Tuesday, October 4, 2011

the most importand thing

well yom kippur is only 3 days away, and its time for contemplation on our actions this past year. this is a tough subject. did i treat others with loving kindess and as i want to be treated?? definately not always!! im guilty of being selfish, quick to anger, and unforgiving. i know, i can be a real cold hearted bitch!! i hate it, i want to be perfect 8 days a week and go above and beyond every expectation and excel at all my challenges.

practice makes perfect.

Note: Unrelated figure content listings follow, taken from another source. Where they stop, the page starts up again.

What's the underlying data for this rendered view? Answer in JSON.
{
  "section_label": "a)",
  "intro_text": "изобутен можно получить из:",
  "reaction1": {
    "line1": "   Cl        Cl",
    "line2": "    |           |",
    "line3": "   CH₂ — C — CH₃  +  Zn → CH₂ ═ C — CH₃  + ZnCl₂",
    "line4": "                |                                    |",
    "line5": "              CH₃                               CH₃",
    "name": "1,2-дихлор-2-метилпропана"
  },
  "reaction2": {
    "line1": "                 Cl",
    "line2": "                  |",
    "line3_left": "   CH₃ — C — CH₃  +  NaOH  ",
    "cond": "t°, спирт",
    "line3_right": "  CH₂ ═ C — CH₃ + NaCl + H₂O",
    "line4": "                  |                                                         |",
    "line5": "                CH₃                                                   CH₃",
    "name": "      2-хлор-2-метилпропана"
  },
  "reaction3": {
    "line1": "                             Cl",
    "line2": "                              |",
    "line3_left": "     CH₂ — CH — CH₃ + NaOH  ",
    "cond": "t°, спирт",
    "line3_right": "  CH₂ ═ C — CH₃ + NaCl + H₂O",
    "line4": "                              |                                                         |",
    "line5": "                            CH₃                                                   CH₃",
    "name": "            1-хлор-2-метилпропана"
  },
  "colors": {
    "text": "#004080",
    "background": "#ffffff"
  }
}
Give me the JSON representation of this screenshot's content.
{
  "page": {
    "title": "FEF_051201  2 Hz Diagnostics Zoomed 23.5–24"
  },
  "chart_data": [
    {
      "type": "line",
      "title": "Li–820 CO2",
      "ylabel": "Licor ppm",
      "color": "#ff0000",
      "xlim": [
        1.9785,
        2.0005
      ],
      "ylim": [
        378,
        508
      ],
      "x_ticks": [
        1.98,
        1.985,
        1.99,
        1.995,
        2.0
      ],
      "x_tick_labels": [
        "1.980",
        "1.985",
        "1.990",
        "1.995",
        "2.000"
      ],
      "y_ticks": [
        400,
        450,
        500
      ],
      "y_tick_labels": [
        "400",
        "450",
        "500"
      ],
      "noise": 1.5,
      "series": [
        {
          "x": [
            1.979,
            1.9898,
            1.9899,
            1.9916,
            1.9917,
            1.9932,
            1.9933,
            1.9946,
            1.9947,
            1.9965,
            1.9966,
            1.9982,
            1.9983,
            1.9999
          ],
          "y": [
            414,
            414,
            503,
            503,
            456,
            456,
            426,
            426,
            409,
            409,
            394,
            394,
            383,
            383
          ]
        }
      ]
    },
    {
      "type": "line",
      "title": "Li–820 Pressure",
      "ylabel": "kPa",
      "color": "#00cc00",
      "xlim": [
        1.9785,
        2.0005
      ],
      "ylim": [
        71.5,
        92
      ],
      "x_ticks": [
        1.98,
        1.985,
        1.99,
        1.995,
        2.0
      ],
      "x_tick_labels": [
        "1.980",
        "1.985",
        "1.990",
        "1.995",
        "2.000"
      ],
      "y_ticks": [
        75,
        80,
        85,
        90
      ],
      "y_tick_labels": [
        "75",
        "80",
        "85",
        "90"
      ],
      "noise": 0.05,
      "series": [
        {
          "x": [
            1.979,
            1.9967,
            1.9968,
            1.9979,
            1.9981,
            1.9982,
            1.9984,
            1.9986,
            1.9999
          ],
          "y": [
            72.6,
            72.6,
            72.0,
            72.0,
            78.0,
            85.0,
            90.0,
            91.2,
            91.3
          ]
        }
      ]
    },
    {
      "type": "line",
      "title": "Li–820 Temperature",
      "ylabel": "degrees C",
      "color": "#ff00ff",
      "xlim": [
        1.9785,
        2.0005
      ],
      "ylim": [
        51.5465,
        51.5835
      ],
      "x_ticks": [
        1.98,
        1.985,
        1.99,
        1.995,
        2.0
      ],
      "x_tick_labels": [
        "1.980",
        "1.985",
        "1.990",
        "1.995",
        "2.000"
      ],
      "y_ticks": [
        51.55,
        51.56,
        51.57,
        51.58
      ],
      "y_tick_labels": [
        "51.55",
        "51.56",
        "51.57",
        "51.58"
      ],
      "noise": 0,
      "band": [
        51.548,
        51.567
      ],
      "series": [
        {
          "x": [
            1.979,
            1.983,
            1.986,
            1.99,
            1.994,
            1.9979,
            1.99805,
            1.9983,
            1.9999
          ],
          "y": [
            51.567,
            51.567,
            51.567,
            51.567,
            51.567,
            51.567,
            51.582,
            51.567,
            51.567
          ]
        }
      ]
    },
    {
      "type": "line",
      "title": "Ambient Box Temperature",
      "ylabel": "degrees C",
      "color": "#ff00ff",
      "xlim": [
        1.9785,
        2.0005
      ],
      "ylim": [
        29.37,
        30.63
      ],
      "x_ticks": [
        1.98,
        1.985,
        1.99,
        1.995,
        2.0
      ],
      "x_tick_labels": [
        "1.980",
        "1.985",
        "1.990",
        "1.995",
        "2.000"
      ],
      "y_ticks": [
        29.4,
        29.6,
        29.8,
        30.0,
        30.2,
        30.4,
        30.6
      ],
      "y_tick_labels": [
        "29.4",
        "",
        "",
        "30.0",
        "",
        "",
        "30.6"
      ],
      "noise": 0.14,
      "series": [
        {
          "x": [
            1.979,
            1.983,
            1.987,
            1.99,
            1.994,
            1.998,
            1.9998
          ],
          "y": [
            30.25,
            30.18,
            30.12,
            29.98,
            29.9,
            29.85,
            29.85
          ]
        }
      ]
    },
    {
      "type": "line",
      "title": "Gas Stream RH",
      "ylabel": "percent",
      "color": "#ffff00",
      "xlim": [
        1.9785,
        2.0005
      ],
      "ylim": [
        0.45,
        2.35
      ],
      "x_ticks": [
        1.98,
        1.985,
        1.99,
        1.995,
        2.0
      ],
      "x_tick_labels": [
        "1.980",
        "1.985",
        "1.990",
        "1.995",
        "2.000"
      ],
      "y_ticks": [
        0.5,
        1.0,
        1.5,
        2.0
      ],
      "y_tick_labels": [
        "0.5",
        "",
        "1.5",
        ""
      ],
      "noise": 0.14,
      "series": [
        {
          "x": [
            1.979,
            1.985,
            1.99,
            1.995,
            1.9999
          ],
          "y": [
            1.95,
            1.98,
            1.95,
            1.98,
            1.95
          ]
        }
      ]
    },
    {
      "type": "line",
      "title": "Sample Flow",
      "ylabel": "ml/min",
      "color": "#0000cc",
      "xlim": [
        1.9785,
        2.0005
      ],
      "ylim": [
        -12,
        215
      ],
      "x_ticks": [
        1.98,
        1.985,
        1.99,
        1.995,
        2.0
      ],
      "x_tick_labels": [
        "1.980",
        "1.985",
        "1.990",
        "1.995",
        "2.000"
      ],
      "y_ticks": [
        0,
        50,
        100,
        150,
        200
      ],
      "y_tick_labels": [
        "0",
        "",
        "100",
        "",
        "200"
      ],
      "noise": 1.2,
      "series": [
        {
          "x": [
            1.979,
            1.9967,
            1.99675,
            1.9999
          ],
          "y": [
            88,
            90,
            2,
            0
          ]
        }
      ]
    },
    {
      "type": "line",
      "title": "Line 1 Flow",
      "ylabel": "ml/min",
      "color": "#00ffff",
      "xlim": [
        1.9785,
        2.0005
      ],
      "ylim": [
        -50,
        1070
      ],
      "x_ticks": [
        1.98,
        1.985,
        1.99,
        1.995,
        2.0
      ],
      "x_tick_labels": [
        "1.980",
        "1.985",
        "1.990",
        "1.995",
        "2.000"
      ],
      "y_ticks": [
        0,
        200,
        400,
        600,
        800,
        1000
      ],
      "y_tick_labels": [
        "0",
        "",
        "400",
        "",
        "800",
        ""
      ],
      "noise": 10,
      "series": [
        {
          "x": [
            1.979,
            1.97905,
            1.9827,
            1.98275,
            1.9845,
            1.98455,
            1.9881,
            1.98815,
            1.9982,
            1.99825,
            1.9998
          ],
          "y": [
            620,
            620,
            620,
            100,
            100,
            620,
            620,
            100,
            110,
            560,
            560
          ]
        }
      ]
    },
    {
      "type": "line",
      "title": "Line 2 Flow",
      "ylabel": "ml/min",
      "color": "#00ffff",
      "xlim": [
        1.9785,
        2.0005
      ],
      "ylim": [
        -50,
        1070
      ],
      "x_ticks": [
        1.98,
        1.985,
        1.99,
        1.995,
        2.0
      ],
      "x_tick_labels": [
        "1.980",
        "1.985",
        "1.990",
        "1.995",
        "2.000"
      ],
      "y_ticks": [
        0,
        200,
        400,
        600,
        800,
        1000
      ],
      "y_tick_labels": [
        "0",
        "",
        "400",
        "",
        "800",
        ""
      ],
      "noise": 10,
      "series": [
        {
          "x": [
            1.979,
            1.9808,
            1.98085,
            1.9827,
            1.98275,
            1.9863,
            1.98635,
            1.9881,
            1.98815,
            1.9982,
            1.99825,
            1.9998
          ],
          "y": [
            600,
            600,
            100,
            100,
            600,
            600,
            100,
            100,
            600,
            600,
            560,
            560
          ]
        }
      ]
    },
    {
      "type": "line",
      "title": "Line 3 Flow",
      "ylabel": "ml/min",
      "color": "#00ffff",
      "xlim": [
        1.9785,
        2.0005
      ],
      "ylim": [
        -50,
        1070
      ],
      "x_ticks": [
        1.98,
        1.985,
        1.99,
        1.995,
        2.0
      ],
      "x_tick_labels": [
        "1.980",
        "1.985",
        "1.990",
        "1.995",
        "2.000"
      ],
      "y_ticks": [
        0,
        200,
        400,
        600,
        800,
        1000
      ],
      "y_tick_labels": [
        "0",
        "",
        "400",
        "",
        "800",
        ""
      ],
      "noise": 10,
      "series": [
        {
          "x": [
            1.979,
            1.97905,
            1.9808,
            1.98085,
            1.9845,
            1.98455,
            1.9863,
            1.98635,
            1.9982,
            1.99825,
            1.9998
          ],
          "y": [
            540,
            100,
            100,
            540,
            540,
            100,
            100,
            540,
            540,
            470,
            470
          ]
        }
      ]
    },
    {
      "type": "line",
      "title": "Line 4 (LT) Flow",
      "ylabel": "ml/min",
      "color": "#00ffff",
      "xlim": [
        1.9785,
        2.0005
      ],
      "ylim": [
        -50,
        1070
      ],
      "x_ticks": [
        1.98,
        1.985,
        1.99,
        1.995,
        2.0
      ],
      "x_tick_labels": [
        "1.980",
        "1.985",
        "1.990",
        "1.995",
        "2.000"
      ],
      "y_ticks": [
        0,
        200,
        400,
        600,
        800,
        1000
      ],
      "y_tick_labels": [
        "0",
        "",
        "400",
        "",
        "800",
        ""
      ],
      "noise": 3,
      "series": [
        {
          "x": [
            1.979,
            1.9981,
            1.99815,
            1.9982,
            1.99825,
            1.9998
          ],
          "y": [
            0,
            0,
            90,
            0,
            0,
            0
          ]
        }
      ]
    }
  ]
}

WHAT BULLSHIT. there is no such thing as perfect. but you know what?? its the mistakes and shortcomings of everything in this life that makes us beautiful souls.

yom kippur.....day of atonement. you can never ask god for forgiveness if you have wronged another person, you must GO to the wronged and ask for their forgiveness. by wronging your fellow man, you have wronged god.

i can only ask adonai to help me forgive myself. forgive yourself forgive yourself forgive yourself. have compassion on yourself!!!!!!!!!!!! i feel like this is impossible. we are so hard on ourselves, why is it so difficult to let go of our mistakes?? it is so easy to fall into patterns of negative self talk, it takes work to be able to find your peace of mind. to try to heal takes courage.

Sunday, October 2, 2011

blessings

for my birthday all i wanted was to be able to see my friends and relations, and i did, & it was divine!!


friday my sister kim too me out to breakfast at pannikin, my favorite!! i had granola with soy and black coffee (yummiest breakfast ever) & kim had one of their grade a bagels with an iced mocha. we went to lous records to scope out the music scene & i also restocked on my incense. ok, there is the hottest guy at lous, he is tall and brittish and savvy. we always chat when i go to browse there, and its one of my reasons for living.


that night, after a refreshing walk with craig on the beach, grace and claire came with me to see midnight in paris(my second time seeing it because I LOVE IT)!!!!! if you have not seen that film yet, turn off your computer now and just go. just go and see it.now. its so clever and witty, oy!! 


then on saterday night julie brought over her magnificent sweet potatoes and my brother joe made his famous salmon. everyone got along good and had fun!! hilly and david also had a jam sesh with guitar and piano which added greatly to the ambiance. 


thanks everyone who made #19 so special!!